Astronauts deal with one to two percent total bone loss per month aboard the ISS. The process has yet to be fully combated, but scientists in the Vertical Treadmill Laboratory are working hard to get the astronauts the physical care they need when working.
The tour guide, Gail Perusek, showed the tour the evolution of the workout facilities aboard the ISS. The harness strapping the astronauts down to the treadmill was at one time cumbersome and painful, but after a suggestion from an intern, they were able to take advice from the backpacking world and modify the device to better comfort. After several generations and with the help of former crew aboard the ISS, the newest generation of the device was created. It will fly within the next year and hopefully improve total astronaut health with the benefit of comfort.
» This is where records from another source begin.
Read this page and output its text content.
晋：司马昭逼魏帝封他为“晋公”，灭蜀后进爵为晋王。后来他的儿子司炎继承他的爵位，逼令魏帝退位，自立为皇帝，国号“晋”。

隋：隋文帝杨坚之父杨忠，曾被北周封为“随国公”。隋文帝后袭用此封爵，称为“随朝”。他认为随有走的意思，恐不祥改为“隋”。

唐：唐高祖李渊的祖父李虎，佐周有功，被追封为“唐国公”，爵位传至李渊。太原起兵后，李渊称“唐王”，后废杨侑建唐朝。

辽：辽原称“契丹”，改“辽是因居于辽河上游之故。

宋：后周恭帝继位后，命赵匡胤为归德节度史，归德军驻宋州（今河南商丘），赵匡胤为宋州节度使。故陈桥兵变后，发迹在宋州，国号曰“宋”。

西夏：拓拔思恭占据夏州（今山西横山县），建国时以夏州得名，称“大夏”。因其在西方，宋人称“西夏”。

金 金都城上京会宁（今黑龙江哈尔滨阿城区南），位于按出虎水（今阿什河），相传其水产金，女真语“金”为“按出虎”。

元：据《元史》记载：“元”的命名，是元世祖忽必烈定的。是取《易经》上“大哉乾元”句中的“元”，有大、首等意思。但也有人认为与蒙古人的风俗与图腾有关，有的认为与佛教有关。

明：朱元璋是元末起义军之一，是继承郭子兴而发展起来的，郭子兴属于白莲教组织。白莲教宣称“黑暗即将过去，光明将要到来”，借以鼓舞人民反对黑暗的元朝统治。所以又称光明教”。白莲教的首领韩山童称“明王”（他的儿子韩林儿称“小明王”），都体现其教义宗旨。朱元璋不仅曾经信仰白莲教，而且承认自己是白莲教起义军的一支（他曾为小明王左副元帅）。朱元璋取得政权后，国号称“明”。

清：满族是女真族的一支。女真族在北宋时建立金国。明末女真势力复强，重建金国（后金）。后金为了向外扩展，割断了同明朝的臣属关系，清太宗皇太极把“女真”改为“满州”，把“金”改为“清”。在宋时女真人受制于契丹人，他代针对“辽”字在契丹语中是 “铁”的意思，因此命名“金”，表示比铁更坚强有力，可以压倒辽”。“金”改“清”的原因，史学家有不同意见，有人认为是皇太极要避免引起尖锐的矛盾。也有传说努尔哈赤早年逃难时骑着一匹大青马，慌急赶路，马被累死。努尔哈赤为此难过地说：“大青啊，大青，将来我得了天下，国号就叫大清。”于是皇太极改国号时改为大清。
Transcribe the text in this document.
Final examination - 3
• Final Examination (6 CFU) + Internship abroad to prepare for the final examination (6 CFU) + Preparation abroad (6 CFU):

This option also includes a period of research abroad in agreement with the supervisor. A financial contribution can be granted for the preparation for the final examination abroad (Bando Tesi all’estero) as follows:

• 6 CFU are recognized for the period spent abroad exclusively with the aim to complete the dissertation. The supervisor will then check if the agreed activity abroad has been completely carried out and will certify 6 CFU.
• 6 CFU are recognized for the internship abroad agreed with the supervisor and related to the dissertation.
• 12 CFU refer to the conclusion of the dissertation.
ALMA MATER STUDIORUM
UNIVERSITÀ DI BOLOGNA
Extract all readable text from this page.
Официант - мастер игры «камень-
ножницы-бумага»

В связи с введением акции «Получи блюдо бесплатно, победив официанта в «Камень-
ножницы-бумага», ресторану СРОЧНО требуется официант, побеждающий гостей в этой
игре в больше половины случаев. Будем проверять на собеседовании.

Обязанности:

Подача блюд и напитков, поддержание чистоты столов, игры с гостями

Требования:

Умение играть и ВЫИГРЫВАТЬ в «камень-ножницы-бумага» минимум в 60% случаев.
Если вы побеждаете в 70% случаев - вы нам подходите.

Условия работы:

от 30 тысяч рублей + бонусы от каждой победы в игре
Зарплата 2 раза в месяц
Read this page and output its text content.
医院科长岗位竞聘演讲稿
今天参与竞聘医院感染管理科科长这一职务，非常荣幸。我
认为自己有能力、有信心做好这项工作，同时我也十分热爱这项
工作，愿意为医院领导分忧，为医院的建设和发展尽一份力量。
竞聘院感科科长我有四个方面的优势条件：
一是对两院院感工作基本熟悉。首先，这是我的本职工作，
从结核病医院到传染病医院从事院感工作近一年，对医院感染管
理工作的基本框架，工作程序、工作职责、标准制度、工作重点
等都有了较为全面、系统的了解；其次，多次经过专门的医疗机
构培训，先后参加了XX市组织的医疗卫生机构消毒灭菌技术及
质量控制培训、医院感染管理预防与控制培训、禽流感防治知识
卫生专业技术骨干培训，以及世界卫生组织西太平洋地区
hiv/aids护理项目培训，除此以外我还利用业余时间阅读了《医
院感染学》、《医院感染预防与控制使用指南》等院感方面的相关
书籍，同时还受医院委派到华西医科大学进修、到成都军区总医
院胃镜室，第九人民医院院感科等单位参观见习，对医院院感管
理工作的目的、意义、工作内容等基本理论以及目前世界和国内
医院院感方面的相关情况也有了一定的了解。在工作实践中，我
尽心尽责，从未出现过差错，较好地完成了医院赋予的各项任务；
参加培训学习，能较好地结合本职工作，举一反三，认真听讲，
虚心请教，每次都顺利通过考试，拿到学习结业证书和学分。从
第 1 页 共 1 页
Perusek also explained the research that is currently going on with a vertical treadmill setup. The test subject is suspended in a horizontal position, with numerous cables and harnesses supporting their body and limbs. The person will then run on a vertical treadmill setup and report how similar to running upright the experience is. The treadmill can be tilted from vertical to different angles to simulate different gravity conditions; about a 9-degree tilt from vertical simulates the Moon’s gravity, at 1/6th of Earth’s gravity. Perusek talked about how researchers use bed rest studies that last several months to try to approximate the effect of microgravity on astronauts’ bodies.